Does anyone know any more about the 2009 Dura Ace group? There are quite a few rumblings that there will be electronic and mechanical versions. Of interest to me is the rumour that the STIs will be configured such that the cables will be hidden and the hoods are gonna be more SRAM/Campy like...

Here's some rumblings, more if you search google for "Dura Ace" and 2009.

http://www.fairwheelbikes.com/forum/viewtopic.php?t=4624&sid=741a9ac226fb42052a6aed97cd9c6a36

Cheers, Shoj


----------



## zac (Aug 5, 2005)

I was going to respond that the only place I have heard about the hidden cables was at fairwheel, but you already cited it. 

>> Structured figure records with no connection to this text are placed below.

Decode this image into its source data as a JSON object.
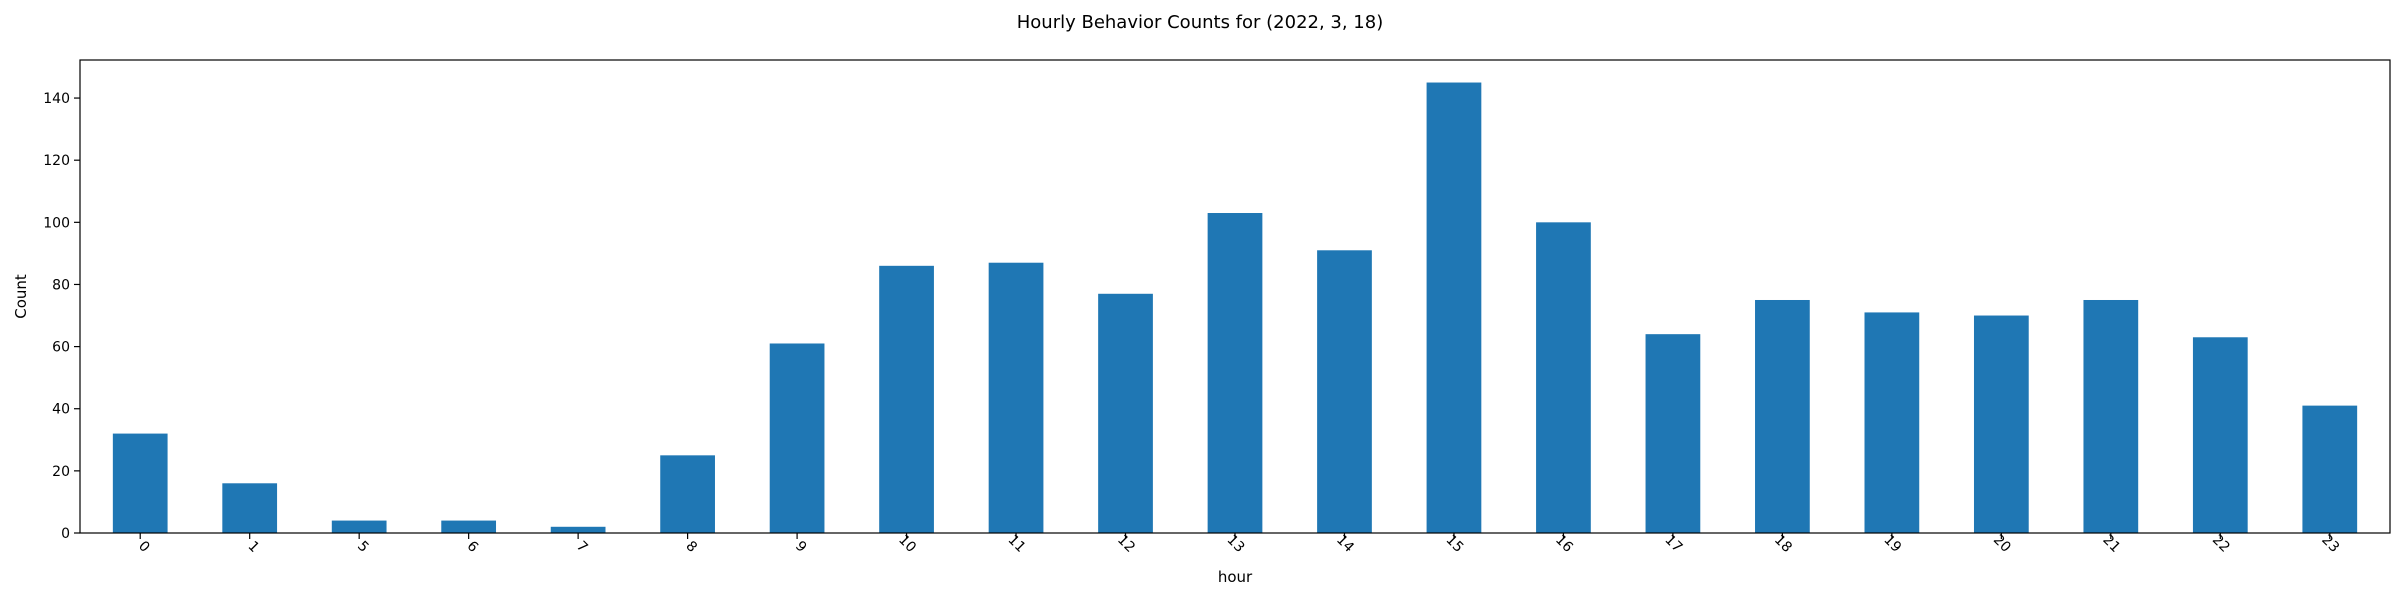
{
  "chart_data": {
    "type": "bar",
    "title": "Hourly Behavior Counts for (2022, 3, 18)",
    "xlabel": "hour",
    "ylabel": "Count",
    "categories": [
      "0",
      "1",
      "5",
      "6",
      "7",
      "8",
      "9",
      "10",
      "11",
      "12",
      "13",
      "14",
      "15",
      "16",
      "17",
      "18",
      "19",
      "20",
      "21",
      "22",
      "23"
    ],
    "values": [
      32,
      16,
      4,
      4,
      2,
      25,
      61,
      86,
      87,
      77,
      103,
      91,
      145,
      100,
      64,
      75,
      71,
      70,
      75,
      63,
      41
    ],
    "y_ticks": [
      0,
      20,
      40,
      60,
      80,
      100,
      120,
      140
    ],
    "ylim": [
      0,
      152.25
    ],
    "grid": false,
    "legend": "none",
    "bar_color": "#1f77b4",
    "x_tick_rotation": 45
  }
}
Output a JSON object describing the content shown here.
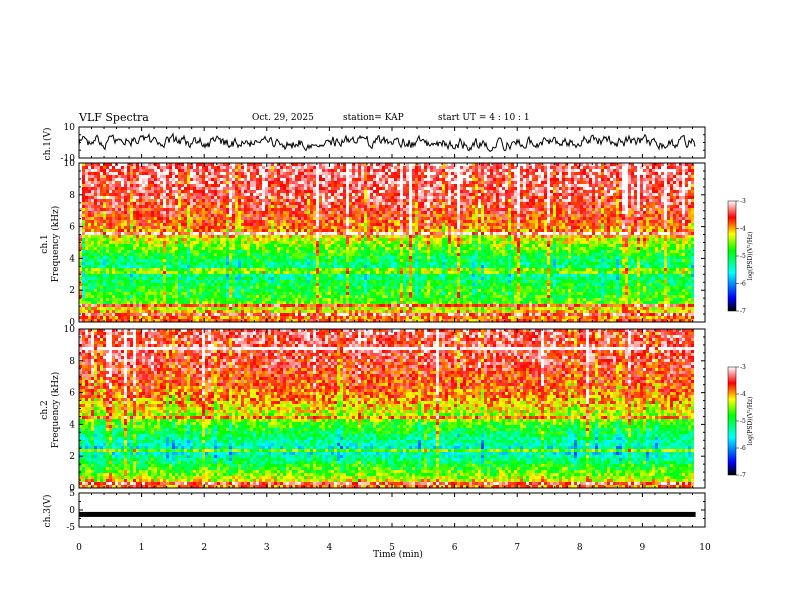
{
  "header": {
    "title": "VLF Spectra",
    "date": "Oct. 29, 2025",
    "station": "station= KAP",
    "start": "start  UT =   4 : 10 : 1"
  },
  "colors": {
    "colormap": [
      "#000000",
      "#0000ff",
      "#00ffff",
      "#00ff00",
      "#ffff00",
      "#ff0000",
      "#ffffff"
    ],
    "trace": "#000000"
  },
  "chart_data": [
    {
      "type": "line",
      "name": "ch1-voltage",
      "ylabel": "ch.1(V)",
      "ylim": [
        -10,
        10
      ],
      "ytick_labels": [
        "-10",
        "10"
      ],
      "xlim": [
        0,
        9.85
      ],
      "description_values": "noisy trace oscillating roughly between -4 and 4 V"
    },
    {
      "type": "heatmap",
      "name": "ch1-spectrogram",
      "ylabel": "ch.1\nFrequency  (kHz)",
      "ylabel_lines": [
        "ch.1",
        "Frequency  (kHz)"
      ],
      "ylim": [
        0,
        10
      ],
      "ytick_labels": [
        "0",
        "2",
        "4",
        "6",
        "8",
        "10"
      ],
      "xlim": [
        0,
        9.85
      ],
      "band_profile_khz": [
        [
          0,
          -3.7
        ],
        [
          0.8,
          -4.2
        ],
        [
          1.3,
          -4.7
        ],
        [
          2.2,
          -4.9
        ],
        [
          3.2,
          -5.3
        ],
        [
          4.0,
          -5.0
        ],
        [
          5.0,
          -4.4
        ],
        [
          6.0,
          -3.8
        ],
        [
          8.0,
          -3.4
        ],
        [
          10,
          -3.3
        ]
      ],
      "colorbar": {
        "label": "log(PSD)(V²/Hz)",
        "range": [
          -7,
          -3
        ],
        "tick_labels": [
          "-3",
          "-4",
          "-5",
          "-6",
          "-7"
        ]
      }
    },
    {
      "type": "heatmap",
      "name": "ch2-spectrogram",
      "ylabel": "ch.2\nFrequency  (kHz)",
      "ylabel_lines": [
        "ch.2",
        "Frequency  (kHz)"
      ],
      "ylim": [
        0,
        10
      ],
      "ytick_labels": [
        "0",
        "2",
        "4",
        "6",
        "8",
        "10"
      ],
      "xlim": [
        0,
        9.85
      ],
      "band_profile_khz": [
        [
          0,
          -3.8
        ],
        [
          0.8,
          -4.5
        ],
        [
          1.5,
          -4.9
        ],
        [
          2.3,
          -5.6
        ],
        [
          3.3,
          -5.1
        ],
        [
          4.2,
          -4.6
        ],
        [
          5.0,
          -4.2
        ],
        [
          6.0,
          -3.8
        ],
        [
          8.0,
          -3.5
        ],
        [
          10,
          -3.4
        ]
      ],
      "colorbar": {
        "label": "log(PSD)(V²/Hz)",
        "range": [
          -7,
          -3
        ],
        "tick_labels": [
          "-3",
          "-4",
          "-5",
          "-6",
          "-7"
        ]
      }
    },
    {
      "type": "line",
      "name": "ch3-voltage",
      "ylabel": "ch.3(V)",
      "ylim": [
        -5,
        5
      ],
      "ytick_labels": [
        "-5",
        "0",
        "5"
      ],
      "level": -1.3,
      "xlim": [
        0,
        9.85
      ]
    }
  ],
  "xaxis": {
    "label": "Time  (min)",
    "range": [
      0,
      10
    ],
    "tick_labels": [
      "0",
      "1",
      "2",
      "3",
      "4",
      "5",
      "6",
      "7",
      "8",
      "9",
      "10"
    ]
  }
}
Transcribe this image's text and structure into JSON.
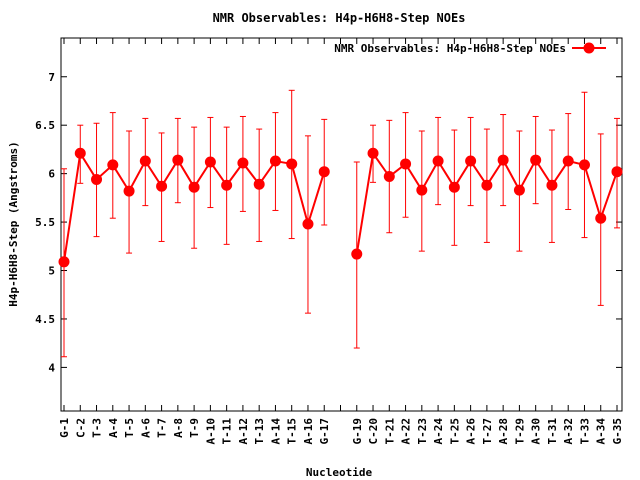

They have been right on a few other "predictions." They seem to have an industry insider who isnt afraid to leak some info


----------



## austex (Sep 20, 2004)

Cycling News has this from the Rabobank team mechanics:
Rabobank
[...] Interestingly, the mechanics also mentioned that we should expect a new Dura-Ace groupset sometime this year. When asked if it was the electronic group that a number of Rabobank riders have tested last year, the mechanic shook his head. He did say, however, that the new Dura-Ace levers will finally do away with the protruding shift housings which will finally be concealed under the handlebar tape. Stay tuned...

http://www.cyclingnews.com/road/2008/jan08/tdu08/tech.php?id=features/tech


----------